The mother’s evidence against the father related almost entirely to sordid events that had occurred before the custody decree in the separation suit. She also produced testimony about how she had very commendably established herself in the interval after the separation decree.. It is obvious that much of the *827derogatory testimony about the father was heard by the trial judge in the previous hearing. In view of the appalling nature of some of it, it is difficult to understand why the trial judge then made the decree which he did.2 However, at this juncture the court is concerned with whether a change of circumstances occurred after November 20,1974 sufficient to justify changing the custody of the boys again. In Gwinner and Gwinner, supra, we quoted from Crane v. Crane, 17 Or App 637, 639, 523 P2d 596 (1974), reiterating that "the 'change of circumstances’ rule is designed To avoid constant litigation and more importantly to provide young children stability of environment* * *.’ * * *” Slip opinion at 5. Even though the father may well have been a bad father prior to November 20, 1974, the evidence before the court indicated that he had been a good father since that time. It is our conclusion that the court erred by improperly applying the change of circumstances rule, both to the admission of evidence and in arriving at a conclusion. It is tragic that the boys must be caused another move in their homes and family surroundings by the errors which occurred in this trial. The former custody arrangement is restored, including provisions for visitation.

Reversed.

ORS 107.465(2) provides:

"Nothing in this section is intended to prevent either party to a decree of separation from commencing at any time in the manner required by law a suit for dissolution of the marriage.”

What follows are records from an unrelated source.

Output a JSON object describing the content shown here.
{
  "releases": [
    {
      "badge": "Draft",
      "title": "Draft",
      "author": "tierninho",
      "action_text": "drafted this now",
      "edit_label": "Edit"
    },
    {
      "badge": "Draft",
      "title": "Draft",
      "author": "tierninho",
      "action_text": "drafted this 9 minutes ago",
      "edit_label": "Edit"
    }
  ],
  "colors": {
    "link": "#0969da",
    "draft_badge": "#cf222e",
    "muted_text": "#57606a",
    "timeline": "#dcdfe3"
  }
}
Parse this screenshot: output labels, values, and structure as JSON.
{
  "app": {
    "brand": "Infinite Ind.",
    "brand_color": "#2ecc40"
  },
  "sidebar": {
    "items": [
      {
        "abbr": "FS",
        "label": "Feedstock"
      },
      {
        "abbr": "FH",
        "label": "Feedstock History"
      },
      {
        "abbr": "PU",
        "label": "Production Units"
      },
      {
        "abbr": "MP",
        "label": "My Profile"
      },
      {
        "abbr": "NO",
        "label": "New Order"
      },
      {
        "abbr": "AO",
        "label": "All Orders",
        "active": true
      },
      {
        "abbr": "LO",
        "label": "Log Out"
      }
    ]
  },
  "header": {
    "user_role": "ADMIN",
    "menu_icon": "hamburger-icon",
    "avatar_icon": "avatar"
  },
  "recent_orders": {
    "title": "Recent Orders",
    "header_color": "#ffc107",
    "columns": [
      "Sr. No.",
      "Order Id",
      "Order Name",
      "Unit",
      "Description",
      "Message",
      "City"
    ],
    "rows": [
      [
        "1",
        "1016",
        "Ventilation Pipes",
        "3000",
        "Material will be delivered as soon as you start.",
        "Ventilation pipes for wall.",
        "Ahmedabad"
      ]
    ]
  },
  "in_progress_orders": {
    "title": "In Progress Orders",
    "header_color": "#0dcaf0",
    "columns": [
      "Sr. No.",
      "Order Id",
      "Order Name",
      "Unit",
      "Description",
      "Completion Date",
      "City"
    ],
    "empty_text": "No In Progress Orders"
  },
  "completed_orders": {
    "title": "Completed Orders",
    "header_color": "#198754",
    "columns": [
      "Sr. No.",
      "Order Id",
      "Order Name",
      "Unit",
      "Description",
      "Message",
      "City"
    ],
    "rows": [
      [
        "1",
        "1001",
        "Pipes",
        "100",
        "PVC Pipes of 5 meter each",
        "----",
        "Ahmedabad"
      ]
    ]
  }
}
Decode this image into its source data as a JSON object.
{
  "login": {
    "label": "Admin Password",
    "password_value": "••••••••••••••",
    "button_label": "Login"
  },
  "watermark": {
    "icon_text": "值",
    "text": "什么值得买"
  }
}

As we have indicated, we do not know how much, except that it was substantial, of the evidence produced at the former trial figured in the decision in this one. We do discern that father’s mother did not testify against him before, but did this time. On the record, she does not come through as a very convincing witness, as is true of several others of the mother’s witnesses who appeared to be given to exaggeration and extreme partisanship.